Riding on the back of strong economic growth and a privileged geopolitical position, India is becoming more assertive on the global stage. It is courted by the West, who see it as a valuable ally against China. It has demonstrated its considerable technological capabilities with its successful space program. And it boasts one of the largest youth populations in the world. The Indian government has pushed for a policy of Hindu nationalism, and is very determined to consolidate its place in the world, seeking to establish itself as the spokesperson for the Global South. In this case, too, history has been reconfigured for the sake of the goal. On the one hand, Indian leaders speak about the need to overcome the mentality of colonial submission, backing this up with gestures such as leaving the old British-built Parliament building. On the other, India is turning to traditional symbols, even floating the idea of changing the name of the country to Bharat, the Sanskrit name for the Indian subcontinent, which has a long and ancient tradition. Amid this growing assertiveness, the Canadian government has accused the Indian government of killing Sikh leader Hardeep Singh Nijjar in Canada — allegations India has denied.

China is, naturally, the centerpiece of this great shift. With its enormous economic and technological growth in recent decades, the country is demanding a new position of power on the world stage.

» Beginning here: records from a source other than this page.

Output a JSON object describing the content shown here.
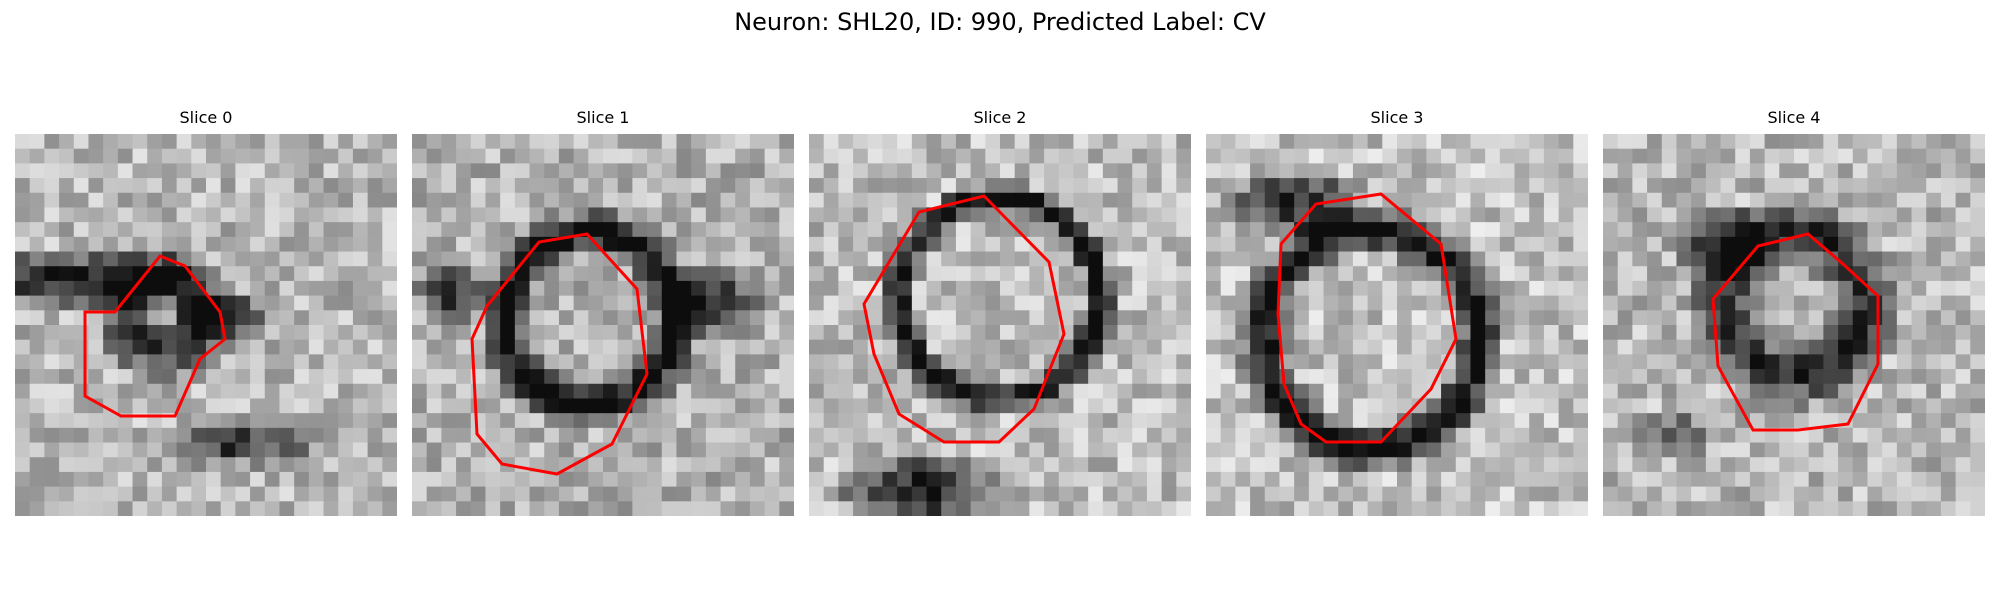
{
  "figure": {
    "title": "Neuron: SHL20, ID: 990, Predicted Label: CV",
    "contour_color": "#ff0000"
  },
  "panels": [
    {
      "title": "Slice 0"
    },
    {
      "title": "Slice 1"
    },
    {
      "title": "Slice 2"
    },
    {
      "title": "Slice 3"
    },
    {
      "title": "Slice 4"
    }
  ]
}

In this case, Beijing references the dark period of its national past in order to proudly return to its position as a historically important and central empire. Added to this is the historical revisionism of suspicious intentions. China is making its mark on global dynamics with economic and infrastructure initiatives. And it is trying to form its own networks to stand up to the formal U.S. alliances. Its recent maneuver to expand the BRICS forum is a symptom of its fast-moving plans to force a change in the balances of the world order.

The south is also making moves in this regard. This effort is more diffuse as it is not coming from unitary powers or based on a strong bilateral partnership, as seen with China and Russia. Instead, it is being pushed by a gaseous group of countries in very different situations. Despite this, there is no doubt that unity among these countries is growing, thanks largely to the work of nations such as India and Brazil, which are trying to weave a new framework.

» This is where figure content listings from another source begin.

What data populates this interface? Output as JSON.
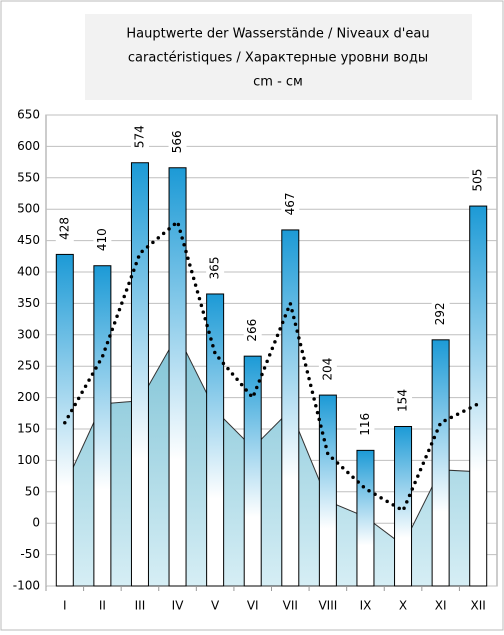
{
  "chart_data": {
    "type": "bar",
    "title": [
      "Hauptwerte der Wasserstände / Niveaux d'eau",
      "caractéristiques / Характерные уровни воды",
      "cm - см"
    ],
    "categories": [
      "I",
      "II",
      "III",
      "IV",
      "V",
      "VI",
      "VII",
      "VIII",
      "IX",
      "X",
      "XI",
      "XII"
    ],
    "series": [
      {
        "type": "bar",
        "color": "#1c9ad6",
        "values": [
          428,
          410,
          574,
          566,
          365,
          266,
          467,
          204,
          116,
          154,
          292,
          505
        ]
      },
      {
        "type": "line",
        "color": "#000000",
        "values": [
          160,
          265,
          430,
          480,
          270,
          200,
          350,
          110,
          55,
          20,
          160,
          190
        ]
      },
      {
        "type": "area",
        "color": "#a9d8e6",
        "values": [
          60,
          190,
          195,
          300,
          180,
          120,
          180,
          35,
          10,
          -35,
          85,
          82
        ]
      }
    ],
    "ylim": [
      -100,
      650
    ],
    "yticks": [
      -100,
      -50,
      0,
      50,
      100,
      150,
      200,
      250,
      300,
      350,
      400,
      450,
      500,
      550,
      600,
      650
    ],
    "grid": true
  }
}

This desire for change, prominence and, indeed, payback is being leveled against the West. In its recent history, the West has been responsible for many grievances. One need look no further than the Iraq War, which placed several Western countries in the ugly trap of double standards.

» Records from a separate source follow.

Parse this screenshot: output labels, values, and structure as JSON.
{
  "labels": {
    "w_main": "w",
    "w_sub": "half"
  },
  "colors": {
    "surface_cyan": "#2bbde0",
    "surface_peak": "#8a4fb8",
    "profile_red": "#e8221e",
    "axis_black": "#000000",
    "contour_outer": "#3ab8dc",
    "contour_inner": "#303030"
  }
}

The president of Ukraine, Volodymyr Zelenskiy, this Tuesday at the U.N. headquarters in New York.
The president of Ukraine, Volodymyr Zelenskiy, this Tuesday at the U.N. headquarters in New York. JUSTIN LANE (EFE)

It is evident that many are upset that Europe turned a blind eye to conflicts in the past, yet is now demanding the world rally against the invasion of Ukraine. And that’s just the start of it. The West is the world’s biggest polluter. During the Covid-19 pandemic, the West was not particularly generous when it came to offering aid — the EU provided more vaccines than the U.S., but took a tougher stance on waiving patents. Going a little further back, America’s shady Cold War maneuvers — such as its role in the 1973 coup in Chile — continue to cast a shadow. And Europe is also a target, given its colonial history and the role France currently plays in places like the Sahel.

The grievances are sizeable and shape the growing desire for change, as well as revenge. A delicate balance in international institutions must be accepted, starting with economic institutions. We must effectively address climate change; sincerely accept multilateral processes, and implement migration policies that are unimpeachable from the point of view of international law.

All of this does not take away, however, from Russia’s unacceptable brutality in Ukraine — which should be strongly rejected by everyone, because past errors do not justify standing by in the face of current abuses — or from the poor quality of the arguments of regimes that talk a lot, criticize a lot, but do not even allow their citizens to freely say what they think.